- Film poster
- Directed by: John Ainslie
- Written by: John Ainslie
- Starring: Kimberly Laferriere; Rogan Christopher;
- Production companies: 1984 Pictures; Bunk 11 Pictures; Rechna Varma Productions;
- Distributed by: Dark Star Pictures; Uncork'd Entertainment;
- Release date: August 19, 2022;
- Running time: 92 minutes
- Country: Canada
- Language: English

= Do Not Disturb (2022 film) =

2022 film directed by John Ainslie

Do Not Disturb is a 2022 Canadian horror thriller film written and directed by John Ainslie, starring Kimberly Laferriere and Rogan Christopher.

==Premise==
Chloe and Jack are a recently married couple who go to Miami for their honeymoon.
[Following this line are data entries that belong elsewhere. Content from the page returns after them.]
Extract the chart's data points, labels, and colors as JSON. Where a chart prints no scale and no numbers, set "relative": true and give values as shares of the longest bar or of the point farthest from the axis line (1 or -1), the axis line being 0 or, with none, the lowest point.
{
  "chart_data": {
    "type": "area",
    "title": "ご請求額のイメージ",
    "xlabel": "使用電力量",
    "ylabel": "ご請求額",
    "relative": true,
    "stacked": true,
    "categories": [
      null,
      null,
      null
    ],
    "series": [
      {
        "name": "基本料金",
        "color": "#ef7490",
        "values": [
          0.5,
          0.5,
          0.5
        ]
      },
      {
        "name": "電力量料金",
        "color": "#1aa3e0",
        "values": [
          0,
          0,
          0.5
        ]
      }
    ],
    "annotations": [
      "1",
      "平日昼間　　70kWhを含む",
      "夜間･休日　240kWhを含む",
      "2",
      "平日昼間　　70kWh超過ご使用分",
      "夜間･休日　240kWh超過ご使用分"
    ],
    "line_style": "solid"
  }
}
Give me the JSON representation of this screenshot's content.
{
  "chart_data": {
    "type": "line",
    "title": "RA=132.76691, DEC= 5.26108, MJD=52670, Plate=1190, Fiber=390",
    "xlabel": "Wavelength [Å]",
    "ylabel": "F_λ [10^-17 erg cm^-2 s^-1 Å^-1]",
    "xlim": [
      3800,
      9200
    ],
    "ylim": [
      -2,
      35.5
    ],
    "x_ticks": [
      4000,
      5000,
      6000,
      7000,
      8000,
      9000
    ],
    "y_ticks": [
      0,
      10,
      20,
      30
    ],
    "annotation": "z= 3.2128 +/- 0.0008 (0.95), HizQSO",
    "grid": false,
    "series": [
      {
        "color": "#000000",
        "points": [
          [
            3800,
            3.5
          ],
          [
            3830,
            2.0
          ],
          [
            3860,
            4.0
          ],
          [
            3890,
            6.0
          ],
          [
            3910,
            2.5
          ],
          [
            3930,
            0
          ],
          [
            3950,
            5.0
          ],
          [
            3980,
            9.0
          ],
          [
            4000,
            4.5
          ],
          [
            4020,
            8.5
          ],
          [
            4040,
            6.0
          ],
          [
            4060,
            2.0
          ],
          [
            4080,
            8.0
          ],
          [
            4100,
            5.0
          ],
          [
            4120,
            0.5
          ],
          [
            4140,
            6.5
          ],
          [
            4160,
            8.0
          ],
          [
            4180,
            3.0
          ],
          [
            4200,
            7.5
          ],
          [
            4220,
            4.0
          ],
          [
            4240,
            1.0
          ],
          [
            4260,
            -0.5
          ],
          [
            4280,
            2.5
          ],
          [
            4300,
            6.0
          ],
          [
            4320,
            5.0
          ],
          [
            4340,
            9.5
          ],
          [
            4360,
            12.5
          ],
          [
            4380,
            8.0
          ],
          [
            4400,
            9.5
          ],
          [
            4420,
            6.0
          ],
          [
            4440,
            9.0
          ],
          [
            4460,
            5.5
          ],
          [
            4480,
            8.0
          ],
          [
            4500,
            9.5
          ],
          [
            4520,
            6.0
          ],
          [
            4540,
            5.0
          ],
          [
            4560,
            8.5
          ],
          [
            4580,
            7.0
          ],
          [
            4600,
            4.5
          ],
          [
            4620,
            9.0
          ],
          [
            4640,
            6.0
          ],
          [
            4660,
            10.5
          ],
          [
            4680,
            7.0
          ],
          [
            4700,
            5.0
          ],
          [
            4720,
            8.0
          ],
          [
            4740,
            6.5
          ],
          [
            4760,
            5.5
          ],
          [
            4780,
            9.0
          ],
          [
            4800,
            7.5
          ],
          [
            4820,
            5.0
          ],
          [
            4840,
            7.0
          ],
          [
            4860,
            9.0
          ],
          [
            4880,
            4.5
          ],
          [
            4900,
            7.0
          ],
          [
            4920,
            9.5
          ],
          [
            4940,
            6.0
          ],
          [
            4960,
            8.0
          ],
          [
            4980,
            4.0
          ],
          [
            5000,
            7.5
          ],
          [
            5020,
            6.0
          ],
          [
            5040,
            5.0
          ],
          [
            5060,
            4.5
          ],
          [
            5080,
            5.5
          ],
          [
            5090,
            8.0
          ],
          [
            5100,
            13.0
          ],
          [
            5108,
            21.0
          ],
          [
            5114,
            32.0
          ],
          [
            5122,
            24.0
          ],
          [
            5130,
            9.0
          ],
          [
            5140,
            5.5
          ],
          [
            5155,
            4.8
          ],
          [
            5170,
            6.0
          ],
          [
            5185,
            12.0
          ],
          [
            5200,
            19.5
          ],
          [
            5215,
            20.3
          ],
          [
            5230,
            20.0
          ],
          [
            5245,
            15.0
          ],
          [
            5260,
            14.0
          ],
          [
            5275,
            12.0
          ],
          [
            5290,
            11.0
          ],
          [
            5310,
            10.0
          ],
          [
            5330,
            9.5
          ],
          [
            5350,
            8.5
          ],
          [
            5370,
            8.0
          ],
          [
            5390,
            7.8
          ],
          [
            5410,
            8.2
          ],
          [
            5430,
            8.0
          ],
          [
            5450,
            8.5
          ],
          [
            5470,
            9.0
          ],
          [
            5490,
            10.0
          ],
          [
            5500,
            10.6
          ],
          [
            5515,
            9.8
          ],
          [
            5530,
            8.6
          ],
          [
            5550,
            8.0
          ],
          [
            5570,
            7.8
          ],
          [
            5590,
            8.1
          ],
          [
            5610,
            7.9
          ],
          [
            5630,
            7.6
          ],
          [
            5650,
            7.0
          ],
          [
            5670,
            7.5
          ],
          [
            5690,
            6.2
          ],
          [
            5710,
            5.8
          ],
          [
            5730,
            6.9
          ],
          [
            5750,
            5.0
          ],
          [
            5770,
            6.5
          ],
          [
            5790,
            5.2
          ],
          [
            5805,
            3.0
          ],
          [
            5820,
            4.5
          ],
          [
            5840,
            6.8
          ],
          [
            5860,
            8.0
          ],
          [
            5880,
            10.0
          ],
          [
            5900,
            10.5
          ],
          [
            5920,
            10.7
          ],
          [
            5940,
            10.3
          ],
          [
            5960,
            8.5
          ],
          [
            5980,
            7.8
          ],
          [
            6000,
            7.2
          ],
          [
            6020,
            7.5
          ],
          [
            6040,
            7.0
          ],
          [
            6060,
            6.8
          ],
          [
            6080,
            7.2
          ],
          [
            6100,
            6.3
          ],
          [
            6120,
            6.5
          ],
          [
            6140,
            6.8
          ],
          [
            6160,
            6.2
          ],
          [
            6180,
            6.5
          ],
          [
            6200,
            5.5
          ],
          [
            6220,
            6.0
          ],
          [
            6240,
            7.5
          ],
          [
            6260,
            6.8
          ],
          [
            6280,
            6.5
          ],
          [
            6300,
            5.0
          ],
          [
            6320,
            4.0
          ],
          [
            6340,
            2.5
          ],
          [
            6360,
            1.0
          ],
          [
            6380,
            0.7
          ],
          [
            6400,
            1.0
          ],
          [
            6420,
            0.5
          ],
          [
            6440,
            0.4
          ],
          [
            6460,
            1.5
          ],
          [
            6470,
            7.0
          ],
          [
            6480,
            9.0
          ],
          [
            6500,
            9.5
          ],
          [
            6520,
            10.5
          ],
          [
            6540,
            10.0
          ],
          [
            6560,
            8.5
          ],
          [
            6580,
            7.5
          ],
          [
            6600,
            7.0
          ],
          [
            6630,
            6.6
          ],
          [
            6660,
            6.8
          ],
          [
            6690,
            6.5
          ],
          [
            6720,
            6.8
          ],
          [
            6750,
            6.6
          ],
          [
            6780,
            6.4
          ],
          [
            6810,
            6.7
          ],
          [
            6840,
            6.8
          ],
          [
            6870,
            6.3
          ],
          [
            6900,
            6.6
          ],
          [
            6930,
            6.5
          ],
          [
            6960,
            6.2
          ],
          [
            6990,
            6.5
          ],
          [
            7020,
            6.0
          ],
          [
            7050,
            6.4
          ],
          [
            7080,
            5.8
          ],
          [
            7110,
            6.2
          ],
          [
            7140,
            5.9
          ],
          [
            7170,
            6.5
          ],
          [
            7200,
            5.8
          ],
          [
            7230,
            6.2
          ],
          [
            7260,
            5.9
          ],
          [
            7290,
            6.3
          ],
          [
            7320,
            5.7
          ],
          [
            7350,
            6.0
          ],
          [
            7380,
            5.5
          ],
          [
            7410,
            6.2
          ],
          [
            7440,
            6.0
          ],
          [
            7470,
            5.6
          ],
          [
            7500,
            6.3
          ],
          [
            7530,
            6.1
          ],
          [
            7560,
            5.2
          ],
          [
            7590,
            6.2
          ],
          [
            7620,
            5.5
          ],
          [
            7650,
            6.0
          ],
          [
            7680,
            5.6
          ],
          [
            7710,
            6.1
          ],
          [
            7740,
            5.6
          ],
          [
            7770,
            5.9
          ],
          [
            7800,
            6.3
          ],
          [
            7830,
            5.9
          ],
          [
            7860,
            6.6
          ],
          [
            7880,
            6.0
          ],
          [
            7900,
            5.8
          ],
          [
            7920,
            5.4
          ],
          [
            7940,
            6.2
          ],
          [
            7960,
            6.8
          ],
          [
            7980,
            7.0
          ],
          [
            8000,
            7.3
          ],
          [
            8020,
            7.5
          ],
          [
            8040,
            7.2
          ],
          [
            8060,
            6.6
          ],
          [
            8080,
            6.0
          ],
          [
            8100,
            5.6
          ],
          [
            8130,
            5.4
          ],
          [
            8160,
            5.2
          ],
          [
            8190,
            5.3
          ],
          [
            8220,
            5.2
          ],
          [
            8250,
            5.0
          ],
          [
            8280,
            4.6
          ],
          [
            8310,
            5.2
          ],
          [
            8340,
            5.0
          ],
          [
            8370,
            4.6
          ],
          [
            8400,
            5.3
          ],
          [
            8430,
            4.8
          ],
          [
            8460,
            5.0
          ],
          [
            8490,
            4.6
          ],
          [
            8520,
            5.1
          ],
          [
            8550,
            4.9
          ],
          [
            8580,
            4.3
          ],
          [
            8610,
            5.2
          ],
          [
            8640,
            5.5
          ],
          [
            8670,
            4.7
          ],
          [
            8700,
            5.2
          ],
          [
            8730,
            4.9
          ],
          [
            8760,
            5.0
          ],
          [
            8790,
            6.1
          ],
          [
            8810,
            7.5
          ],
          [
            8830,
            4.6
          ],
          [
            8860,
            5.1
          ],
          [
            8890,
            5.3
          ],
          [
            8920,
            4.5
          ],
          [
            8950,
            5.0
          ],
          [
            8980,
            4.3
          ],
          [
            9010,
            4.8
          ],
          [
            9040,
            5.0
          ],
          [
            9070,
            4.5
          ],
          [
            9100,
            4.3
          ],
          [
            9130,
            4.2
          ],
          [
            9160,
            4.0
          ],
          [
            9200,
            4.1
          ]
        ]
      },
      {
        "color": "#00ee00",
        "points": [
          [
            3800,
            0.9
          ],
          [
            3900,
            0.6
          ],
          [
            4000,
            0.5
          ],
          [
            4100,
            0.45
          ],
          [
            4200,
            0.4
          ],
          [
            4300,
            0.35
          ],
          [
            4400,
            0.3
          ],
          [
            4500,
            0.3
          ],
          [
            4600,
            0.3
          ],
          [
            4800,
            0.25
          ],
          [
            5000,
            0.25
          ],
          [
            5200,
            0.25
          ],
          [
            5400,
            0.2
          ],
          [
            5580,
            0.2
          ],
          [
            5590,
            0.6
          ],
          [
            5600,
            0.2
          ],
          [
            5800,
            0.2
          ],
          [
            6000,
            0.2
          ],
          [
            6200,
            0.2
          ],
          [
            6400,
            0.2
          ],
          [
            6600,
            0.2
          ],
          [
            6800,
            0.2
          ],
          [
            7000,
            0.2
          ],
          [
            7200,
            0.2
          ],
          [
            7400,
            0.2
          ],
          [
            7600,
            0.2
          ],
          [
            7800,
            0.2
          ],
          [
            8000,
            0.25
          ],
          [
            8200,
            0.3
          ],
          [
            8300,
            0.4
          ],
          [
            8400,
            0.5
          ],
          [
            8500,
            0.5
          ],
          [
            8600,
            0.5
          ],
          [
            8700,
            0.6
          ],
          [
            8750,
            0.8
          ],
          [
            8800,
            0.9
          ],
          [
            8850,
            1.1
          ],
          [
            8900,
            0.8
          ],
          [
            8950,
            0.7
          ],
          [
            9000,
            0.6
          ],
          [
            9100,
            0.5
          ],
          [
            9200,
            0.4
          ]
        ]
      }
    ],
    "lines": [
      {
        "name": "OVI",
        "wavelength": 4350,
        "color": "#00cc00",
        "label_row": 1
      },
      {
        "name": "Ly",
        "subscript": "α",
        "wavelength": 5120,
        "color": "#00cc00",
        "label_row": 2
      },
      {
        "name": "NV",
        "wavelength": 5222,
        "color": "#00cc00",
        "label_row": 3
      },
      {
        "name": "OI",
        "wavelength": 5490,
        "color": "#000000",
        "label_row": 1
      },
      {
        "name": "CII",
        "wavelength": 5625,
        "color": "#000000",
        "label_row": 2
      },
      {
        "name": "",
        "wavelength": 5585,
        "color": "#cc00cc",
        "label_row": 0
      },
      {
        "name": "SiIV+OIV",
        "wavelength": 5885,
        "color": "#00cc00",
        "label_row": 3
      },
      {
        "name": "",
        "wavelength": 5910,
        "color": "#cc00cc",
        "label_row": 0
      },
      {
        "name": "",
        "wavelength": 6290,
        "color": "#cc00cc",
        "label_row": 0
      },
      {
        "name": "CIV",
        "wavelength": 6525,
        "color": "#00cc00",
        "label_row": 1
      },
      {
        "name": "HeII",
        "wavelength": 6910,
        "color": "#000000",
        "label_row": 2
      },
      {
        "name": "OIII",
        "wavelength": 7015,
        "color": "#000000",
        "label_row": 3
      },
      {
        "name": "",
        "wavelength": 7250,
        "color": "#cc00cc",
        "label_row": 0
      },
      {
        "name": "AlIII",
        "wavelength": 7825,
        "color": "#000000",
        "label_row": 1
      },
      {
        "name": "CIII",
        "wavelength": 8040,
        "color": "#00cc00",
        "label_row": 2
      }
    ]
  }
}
One day at the beach, a man who's high on drugs throws bags of peyote at their feet and walks into the sea, after which things go awry.

==Cast==
- Kimberly Laferriere as Chloe
- Rogan Christopher as Jack
- Janet Porter as Wendy
- Christian McKenna as Wayne
- Rupinder Nagra as Saj
- Patrick McNeil as Manuel
- Trish Rainone as Homewrecker

==Release==
Do Not Disturb premiered in the United States on August 19, 2022, at the Popcorn Frights Film Festival, and it was given a limited release in the United States on November 17, 2023.

==Reception==
On the review aggregator website Rotten Tomatoes, 90% of 10 critics' reviews are positive. Matt Donato of Bloody Disgusting gave the film a mostly positive review, calling it "a disturbed psycho-vacation freakout" that's "hard to pin down and all the better for its elusiveness, like a romantic comedy that fell in with the wrong (but right) horror crowd." Mary Beth McAndrews of Dread Central also gave the film a positive review, calling it "darkly hilarious" and "a delectable entry into the cannibal woman subgenre of horror that also serves as a magnifying glass on the damage inflicted by toxic relationships."